Der „nasse Limes“ streifte den Spessart
Vortrag von Dr. Gerrit Himmelsbach bei den Bildungspartnern Main-Kinzig-Kreis
Die Spuren der Römer, der Völkerwanderung und der Christianisierung im Spessart standen im Focus eines Onlinevortrags von Dr. Gerrit Himmelsbach vom Archäologischen Spessartprojekt (ASP) an der Volkshochschule der Bildungspartner Main-Kinzig GmbH. Mit den Römern traten nach Himmelsbach erstmals schriftliche Zeugnisse im Zusammenhang mit dem Spessart in Erscheinung. Die römische Grenze streifte den Spessart jedoch nur, weil die Römer den Main zwischen Miltenberg und Großkrotzenburg 170 Jahre zur Grenzziehung nutzten und sich so die Begegnung zwischen der römischen und germanischen Kultur in diesem Teil des Obergermanisch-Rätischen „nassen“ Limes, der seit 2005 zum UNESCO-Weltkulturerbe gehört, nach Himmelsbach auf niedrigem Niveau und relativ distanziert abspielte. Zeugnisse dieser Epoche der römischen Geschichte können zum Beispiel im Obernburger Römermuseum betrachtet werden.

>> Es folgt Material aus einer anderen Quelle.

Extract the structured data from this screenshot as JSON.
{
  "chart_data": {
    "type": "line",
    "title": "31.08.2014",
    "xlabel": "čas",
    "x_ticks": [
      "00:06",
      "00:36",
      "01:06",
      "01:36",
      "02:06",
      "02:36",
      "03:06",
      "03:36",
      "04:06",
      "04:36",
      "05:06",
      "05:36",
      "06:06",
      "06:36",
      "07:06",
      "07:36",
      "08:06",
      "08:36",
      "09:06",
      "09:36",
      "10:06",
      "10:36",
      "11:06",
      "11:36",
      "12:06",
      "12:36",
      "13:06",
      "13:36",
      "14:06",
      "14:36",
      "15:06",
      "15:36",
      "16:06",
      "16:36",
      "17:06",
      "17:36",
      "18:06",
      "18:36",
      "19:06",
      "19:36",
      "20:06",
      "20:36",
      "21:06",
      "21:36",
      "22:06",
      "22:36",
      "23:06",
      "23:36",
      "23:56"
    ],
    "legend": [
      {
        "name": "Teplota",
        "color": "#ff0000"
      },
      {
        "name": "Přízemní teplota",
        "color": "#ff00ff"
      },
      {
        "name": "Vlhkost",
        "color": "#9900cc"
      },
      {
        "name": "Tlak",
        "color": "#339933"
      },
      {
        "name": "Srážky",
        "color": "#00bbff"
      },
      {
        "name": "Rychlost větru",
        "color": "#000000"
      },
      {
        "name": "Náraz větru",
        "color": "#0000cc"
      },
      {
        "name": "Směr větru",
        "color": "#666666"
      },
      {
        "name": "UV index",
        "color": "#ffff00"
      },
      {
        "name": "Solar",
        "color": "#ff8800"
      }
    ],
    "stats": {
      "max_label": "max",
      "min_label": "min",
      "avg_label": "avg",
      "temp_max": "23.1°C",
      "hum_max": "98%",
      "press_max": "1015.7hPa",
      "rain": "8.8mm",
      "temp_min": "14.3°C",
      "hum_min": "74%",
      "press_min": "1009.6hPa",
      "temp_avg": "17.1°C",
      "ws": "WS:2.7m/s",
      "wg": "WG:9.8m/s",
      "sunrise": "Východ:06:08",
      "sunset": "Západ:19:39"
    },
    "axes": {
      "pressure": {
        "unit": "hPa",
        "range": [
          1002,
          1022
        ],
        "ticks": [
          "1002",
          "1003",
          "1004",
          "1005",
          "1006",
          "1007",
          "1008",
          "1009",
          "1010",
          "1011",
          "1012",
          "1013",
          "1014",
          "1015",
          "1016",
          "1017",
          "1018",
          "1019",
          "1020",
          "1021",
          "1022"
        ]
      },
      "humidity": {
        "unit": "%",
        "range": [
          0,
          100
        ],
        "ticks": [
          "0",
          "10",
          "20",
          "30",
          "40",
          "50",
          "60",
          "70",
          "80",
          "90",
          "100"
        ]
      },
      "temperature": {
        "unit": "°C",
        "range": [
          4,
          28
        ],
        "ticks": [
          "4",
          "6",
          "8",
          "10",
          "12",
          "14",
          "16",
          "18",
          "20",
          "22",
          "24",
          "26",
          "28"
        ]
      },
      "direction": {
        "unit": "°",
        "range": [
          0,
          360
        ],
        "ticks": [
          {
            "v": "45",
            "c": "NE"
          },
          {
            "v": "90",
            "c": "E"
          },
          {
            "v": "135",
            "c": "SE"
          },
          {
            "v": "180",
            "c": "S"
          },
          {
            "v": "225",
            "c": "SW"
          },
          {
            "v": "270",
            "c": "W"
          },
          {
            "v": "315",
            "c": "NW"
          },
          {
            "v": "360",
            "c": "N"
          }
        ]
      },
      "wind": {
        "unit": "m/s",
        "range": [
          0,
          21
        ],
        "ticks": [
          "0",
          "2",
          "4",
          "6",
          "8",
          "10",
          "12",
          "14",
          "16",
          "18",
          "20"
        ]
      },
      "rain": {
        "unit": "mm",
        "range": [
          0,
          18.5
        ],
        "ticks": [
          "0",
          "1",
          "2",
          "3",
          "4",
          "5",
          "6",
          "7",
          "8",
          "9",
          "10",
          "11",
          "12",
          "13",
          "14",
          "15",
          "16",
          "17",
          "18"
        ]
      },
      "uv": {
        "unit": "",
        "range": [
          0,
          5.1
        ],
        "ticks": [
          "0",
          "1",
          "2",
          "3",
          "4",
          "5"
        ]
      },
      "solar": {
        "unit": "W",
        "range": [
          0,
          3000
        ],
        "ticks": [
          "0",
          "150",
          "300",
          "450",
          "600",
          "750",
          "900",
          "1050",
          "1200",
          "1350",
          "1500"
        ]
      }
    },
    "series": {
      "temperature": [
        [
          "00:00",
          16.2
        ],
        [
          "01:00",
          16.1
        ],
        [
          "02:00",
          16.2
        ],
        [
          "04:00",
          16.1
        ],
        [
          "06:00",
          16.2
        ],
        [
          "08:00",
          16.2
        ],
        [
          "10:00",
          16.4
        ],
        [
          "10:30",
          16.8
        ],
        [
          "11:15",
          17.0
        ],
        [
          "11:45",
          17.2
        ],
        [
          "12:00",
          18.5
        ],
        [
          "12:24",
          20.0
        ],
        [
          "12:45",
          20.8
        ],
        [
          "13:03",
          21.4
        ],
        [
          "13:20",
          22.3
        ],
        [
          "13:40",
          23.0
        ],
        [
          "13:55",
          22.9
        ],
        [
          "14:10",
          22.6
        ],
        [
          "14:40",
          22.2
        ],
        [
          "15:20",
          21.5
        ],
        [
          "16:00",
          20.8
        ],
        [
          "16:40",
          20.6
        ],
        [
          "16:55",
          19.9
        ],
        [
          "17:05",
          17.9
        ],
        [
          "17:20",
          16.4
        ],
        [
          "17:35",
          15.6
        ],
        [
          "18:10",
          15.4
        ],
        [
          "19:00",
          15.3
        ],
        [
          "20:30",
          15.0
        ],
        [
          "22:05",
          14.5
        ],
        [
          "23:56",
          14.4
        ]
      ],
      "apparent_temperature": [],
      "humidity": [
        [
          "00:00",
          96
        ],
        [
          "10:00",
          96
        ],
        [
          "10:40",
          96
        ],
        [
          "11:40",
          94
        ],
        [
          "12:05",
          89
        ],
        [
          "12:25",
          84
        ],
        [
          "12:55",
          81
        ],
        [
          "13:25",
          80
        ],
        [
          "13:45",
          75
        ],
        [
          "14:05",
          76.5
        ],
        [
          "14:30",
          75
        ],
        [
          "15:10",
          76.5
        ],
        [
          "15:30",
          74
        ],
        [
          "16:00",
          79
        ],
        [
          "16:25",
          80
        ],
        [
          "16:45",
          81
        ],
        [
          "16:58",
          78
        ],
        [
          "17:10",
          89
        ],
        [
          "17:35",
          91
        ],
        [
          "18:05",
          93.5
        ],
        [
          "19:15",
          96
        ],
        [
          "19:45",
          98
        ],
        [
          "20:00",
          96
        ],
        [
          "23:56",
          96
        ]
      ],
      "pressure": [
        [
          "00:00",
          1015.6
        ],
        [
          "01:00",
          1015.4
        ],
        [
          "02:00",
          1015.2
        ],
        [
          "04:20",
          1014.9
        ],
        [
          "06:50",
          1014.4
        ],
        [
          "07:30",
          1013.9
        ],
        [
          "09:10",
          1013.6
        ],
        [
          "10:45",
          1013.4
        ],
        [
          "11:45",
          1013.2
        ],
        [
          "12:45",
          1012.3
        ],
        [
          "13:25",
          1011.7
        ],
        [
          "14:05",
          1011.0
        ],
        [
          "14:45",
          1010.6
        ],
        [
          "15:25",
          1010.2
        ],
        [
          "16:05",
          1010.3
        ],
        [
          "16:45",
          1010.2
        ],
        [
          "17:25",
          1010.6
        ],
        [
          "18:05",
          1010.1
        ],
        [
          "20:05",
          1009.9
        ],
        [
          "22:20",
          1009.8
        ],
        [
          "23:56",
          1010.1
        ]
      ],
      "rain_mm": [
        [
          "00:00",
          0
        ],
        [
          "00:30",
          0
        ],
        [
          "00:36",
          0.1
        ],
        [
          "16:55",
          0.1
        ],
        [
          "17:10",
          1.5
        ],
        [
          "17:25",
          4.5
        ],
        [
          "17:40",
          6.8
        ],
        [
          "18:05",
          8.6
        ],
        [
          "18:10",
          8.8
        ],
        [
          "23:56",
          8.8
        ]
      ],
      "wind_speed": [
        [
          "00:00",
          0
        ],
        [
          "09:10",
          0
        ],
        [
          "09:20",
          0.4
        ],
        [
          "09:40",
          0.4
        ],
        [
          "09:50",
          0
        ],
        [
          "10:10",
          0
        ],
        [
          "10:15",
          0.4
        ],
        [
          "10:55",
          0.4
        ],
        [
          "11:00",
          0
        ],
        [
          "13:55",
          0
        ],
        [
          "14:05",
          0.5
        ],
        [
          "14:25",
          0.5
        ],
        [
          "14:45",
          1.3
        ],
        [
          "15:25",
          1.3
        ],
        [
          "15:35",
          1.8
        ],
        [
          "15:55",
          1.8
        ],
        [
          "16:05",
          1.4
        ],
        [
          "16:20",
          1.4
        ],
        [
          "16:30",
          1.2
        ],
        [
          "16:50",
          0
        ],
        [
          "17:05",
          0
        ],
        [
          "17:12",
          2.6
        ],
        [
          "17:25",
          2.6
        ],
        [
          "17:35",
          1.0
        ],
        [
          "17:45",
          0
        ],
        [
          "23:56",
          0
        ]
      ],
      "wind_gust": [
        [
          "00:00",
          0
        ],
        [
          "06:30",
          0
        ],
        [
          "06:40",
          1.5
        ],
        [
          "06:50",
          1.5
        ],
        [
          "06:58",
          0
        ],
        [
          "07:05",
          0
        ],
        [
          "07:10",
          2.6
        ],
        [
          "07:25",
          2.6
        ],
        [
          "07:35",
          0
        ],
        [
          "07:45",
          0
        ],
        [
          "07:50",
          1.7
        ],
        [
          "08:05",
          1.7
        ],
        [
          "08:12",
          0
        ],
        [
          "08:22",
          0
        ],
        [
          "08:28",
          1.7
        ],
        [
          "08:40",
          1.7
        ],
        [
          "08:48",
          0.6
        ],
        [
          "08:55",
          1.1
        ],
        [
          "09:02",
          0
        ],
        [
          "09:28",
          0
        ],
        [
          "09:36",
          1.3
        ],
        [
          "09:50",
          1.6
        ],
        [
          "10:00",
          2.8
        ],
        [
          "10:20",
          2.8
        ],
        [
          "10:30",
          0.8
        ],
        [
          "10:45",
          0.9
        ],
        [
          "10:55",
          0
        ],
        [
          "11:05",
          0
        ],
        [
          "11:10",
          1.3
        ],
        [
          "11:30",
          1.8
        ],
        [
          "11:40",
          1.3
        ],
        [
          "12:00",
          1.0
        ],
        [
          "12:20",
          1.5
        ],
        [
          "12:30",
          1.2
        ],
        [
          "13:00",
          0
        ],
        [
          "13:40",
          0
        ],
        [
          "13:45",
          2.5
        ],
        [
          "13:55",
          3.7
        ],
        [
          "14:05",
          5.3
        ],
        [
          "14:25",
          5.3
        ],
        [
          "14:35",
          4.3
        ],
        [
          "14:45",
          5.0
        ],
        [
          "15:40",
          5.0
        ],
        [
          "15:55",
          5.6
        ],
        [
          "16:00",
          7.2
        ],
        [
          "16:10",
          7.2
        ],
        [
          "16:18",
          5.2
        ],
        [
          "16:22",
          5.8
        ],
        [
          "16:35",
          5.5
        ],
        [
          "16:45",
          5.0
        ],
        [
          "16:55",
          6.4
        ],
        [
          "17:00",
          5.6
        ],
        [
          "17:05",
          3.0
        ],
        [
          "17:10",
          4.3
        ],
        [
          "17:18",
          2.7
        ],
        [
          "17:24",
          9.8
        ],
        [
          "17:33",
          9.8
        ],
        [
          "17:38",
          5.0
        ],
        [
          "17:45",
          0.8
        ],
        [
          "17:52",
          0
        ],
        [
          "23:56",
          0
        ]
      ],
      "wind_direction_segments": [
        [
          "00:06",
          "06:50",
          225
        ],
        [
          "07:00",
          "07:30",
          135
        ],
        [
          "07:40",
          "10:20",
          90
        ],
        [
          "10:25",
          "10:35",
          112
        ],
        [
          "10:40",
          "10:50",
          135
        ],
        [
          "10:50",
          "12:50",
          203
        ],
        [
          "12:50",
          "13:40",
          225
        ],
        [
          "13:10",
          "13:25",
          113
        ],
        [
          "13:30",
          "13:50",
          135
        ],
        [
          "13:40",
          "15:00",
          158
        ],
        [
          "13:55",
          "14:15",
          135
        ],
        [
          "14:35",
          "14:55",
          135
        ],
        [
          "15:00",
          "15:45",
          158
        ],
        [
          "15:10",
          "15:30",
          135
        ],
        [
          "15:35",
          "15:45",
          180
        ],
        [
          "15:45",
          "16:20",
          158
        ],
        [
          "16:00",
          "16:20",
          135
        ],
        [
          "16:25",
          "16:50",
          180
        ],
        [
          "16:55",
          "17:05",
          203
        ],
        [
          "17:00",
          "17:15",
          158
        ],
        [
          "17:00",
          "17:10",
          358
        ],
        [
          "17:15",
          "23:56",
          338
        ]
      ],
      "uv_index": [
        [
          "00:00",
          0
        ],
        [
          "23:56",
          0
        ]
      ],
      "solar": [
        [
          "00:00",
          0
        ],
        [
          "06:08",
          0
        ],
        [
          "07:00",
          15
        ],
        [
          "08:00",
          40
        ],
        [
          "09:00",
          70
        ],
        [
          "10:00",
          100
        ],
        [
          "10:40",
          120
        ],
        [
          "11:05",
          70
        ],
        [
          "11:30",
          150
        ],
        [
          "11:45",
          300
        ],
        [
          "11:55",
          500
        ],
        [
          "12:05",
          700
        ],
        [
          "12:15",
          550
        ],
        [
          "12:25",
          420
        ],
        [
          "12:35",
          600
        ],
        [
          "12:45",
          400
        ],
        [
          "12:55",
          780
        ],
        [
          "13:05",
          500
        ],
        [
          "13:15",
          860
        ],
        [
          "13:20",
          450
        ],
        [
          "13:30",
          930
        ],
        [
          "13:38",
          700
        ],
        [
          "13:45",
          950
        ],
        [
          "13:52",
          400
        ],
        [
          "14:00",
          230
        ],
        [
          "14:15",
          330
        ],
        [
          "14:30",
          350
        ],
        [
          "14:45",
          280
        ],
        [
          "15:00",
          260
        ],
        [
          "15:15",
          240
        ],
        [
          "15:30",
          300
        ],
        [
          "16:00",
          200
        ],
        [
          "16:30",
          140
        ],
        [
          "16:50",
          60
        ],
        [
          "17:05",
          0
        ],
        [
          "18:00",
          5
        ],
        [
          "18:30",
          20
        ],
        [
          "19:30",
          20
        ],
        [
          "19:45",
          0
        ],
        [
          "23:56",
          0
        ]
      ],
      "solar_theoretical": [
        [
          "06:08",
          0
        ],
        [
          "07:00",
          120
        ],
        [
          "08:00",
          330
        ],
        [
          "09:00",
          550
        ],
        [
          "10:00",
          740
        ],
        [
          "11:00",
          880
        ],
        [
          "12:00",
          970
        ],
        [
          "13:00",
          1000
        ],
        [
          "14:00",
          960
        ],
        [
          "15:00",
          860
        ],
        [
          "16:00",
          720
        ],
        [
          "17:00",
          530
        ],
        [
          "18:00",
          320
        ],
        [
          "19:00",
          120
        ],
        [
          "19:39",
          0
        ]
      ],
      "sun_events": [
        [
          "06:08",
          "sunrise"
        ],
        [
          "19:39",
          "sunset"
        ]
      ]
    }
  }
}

Belegt sind allerdings Raubzüge der Germanen und Vergeltungsaktionen der Römer in dieser Region, unter anderem der Caracalla-Feldzug mit rund 10.000 römischen Soldaten auf die Fränkische Platte und ins Grabfeld um 213 n. Chr. Äußerst begehrt war auf römischer Seite die Spessart-Eiche. Archäologen fanden sie beispielsweise im Römerhafen von Xanten verbaut. Die Germanen wiederum schätzten beim Kontakt mit den Römern deren Keramik und einige standen auch den Besatzern militärisch zu Diensten. Zeugnis hierüber legen Scherbenfunde von Amphoren, kopierte Schalen oder Metalldepots und Grabfunde im Unterfränkischen ab. So wurde unter anderem im Frühjahr 1982 ein Fund von 137 spätrömischen Münzen aus der Zeit zwischen 337 und 410 n. Chr. auf der Wettenburg bei Urphar in der Mainschleife gemacht. Wie eine Perlenschnur stellten sich die römischen Kastelle entlang des Limes dar. Dazu gehörten im Main-Kinzig-Kreis das Kastell Rückingen mit 2,5 und 500 Mann, das Kleinkastell Neuwirtshaus (0,1 ha; 20-30 Mann) und das Kastell Großkrotzenburg mit 2,1 ha und 500 Mann Fußtruppen.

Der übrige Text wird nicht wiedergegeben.